This is in response to Dan Simpson’s July 30 column, “Fracking Compromises the Future”: I am from coal country, too. The hard coal region of Pennsylvania. My family’s immigrant patriarchs all spent their early working years carving out a living in the mines throughout the first half of the 20th century. While the mines were cold, dark and dangerous, they were the means to give these new immigrant families a better life. When they had enough money saved to buy their freedom, they did.
Freedom for my dad’s family was a plot of farmland in what we now call Marcellus country, far from the colliery spoils, mine fires and acid mine drainage. As a kid traveling into town, I remember seeing those still recent scars, which were a stark contrast to the natural beauty to which I’ve grown accustomed.

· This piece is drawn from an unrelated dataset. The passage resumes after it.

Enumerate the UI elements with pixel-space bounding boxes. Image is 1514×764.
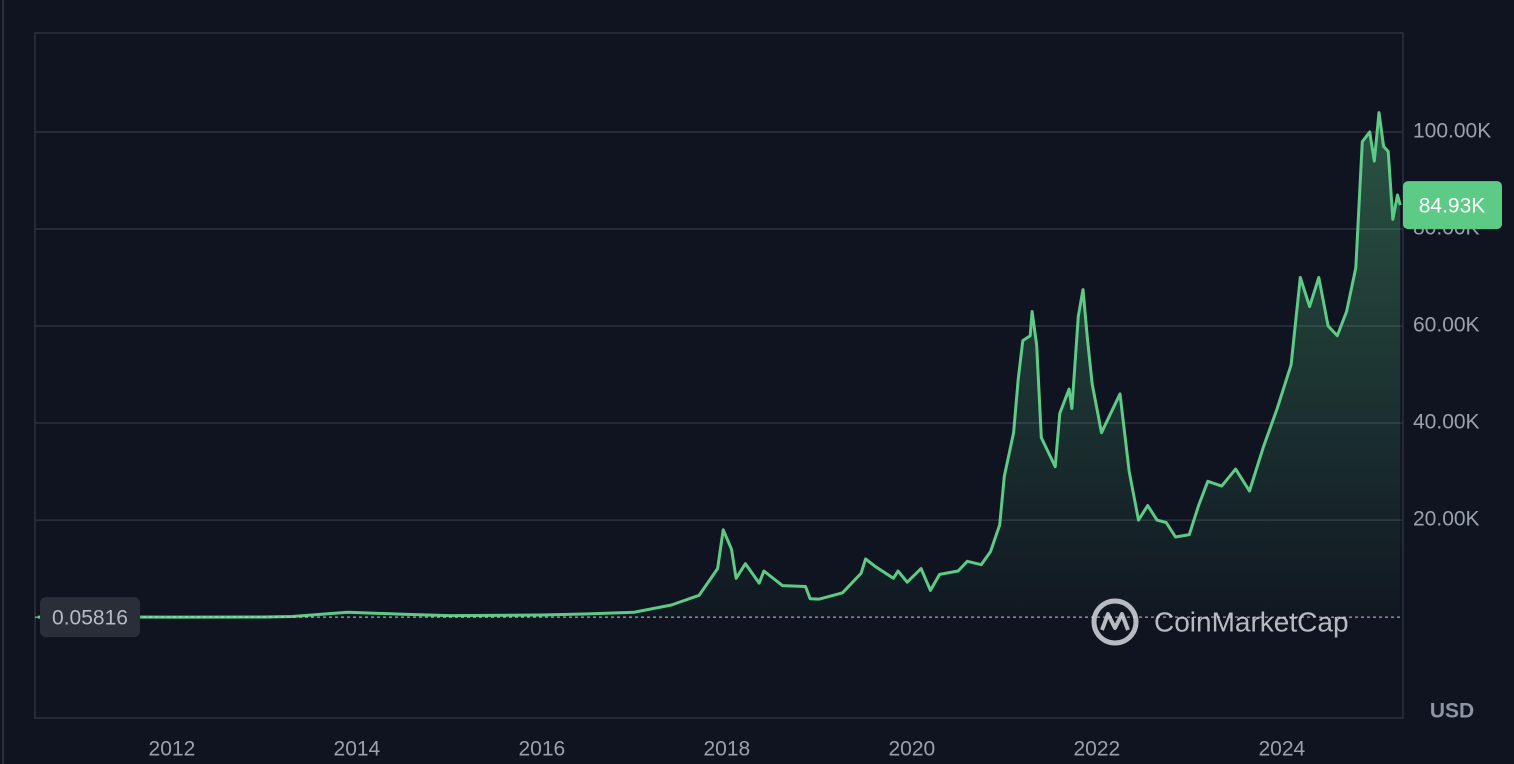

But that’s what those scars are for me: a reminder of the blood and sweat, paid forward, to give a better, cleaner chance at life for my young family and me.

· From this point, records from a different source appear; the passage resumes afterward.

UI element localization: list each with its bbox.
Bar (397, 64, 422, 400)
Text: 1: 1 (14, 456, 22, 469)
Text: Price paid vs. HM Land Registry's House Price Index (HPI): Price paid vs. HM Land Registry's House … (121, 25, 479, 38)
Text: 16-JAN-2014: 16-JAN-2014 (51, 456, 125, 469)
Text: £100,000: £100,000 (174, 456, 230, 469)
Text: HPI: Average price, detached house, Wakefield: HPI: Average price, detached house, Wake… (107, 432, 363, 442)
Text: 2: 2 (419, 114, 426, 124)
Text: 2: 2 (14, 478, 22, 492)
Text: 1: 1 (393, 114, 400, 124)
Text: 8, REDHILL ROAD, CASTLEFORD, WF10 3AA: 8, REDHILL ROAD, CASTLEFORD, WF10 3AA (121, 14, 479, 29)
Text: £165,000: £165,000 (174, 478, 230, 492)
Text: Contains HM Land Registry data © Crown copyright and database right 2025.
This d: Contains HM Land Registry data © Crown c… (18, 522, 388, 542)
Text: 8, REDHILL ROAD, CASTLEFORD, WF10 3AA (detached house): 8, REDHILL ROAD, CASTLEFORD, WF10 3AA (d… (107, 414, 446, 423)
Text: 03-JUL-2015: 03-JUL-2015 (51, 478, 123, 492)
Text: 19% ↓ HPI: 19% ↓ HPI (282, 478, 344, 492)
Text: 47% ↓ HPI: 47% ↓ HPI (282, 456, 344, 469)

So how do we take the lessons of the coal era and apply them to our future energy needs?
While coal and natural gas are both natural resources that have fueled an economic transformation, the similarities in the legacies of those industries will end there. In the days when coal was king, the coal companies owned the land, and they squeezed that land for all it could give.
Contrast that with the Marcellus, which is owned by hundreds of thousands of Pennsylvanians who have built their lives for generations on top of its hidden treasure. These farmers, sportsmen and conservationists have invested in their land for generations out of love for the lifestyle without knowledge of the coming energy boom.
The Marcellus has already been good to these property owners. By the spring of 2013, The Associated Press estimated that over $1.2 billion had been paid to Pennsylvania mineral owners in the form of royalties. Where I come from, this money is saving the family farms from previous foreclosure threats, keeping properties from being subdivided, saving us all from the associated effects of urban sprawl and, overall, making a hard way of life a little easier.
Royalty owners are using this money and investing it in our kids, in better farming and forestry practices, as well as into the communities through support of local businesses, and into the state, through personal income taxes. We are not seeing farms abandoned in exchange for tropical islands. I see new tractors, new roofs on barns and charitable donations.
The Simpson column refers to this phenomenon as an “El Dorado of unearned wealth,” a phrase I fundamentally reject, and I believe that perversion of the debate is meant to sow envy, which only further marginalizes the minority which shares that view. Out here in Marcellus country, our land often defines us and our chosen lifestyle. Unconventional shale gas reservoirs are our property. When looking out your window at those “scenic views,” remember someone actually owns them, and there’s a story behind why they exist. Our land is not just a backdrop to your commute.
Inevitably, it is the owners of the Marcellus who will never let the environmental woes of the coal era be repeated. This development is taking place on our land, and I have yet to meet anyone who will stand complicit with any practices that jeopardize their family’s safety or that of the greater community. As royalty owners, we feel a strong, well-funded regulatory body to oversee the drilling operations will protect all citizens of the commonwealth.
Mr. Simpson’s attempt to equate environmental destruction with all shale drilling is unfounded. According to the Department of Environmental Protection, Pennsylvania’s unconventional gas well count stands at 9,550. If environmental degradation were inevitable for each gas well drilled, as asserted, we’d see a lot more complaints. No one wants to see anyone’s water supply damaged and I expect to see the industry’s environmental record continue to improve from the early exploration, but Mr. Simpson’s fear mongering is overstated.
We are building the legacy of shale gas development in Pennsylvania today, but I am far more optimistic about how history will remember us. It will be an organized, informed and engaged royalty owner who will be the catalyst for balanced, common-sense shale gas development. Ninety-six percent of unconventional natural gas produced in Pennsylvania is produced by members of the leading industry trade group. Royalty owners also need to recognize the value of organizing around our interests in an effort to ward off threats to our rights, which include the imposition of punitive taxes, moratoriums and our ongoing struggle to be paid properly for our gas.
Trevor Walczak is a natural resource manager and vice president of the National Association of Royalty Owners, Pennsylvania Chapter (NARO-PA), which is based in Bradford County.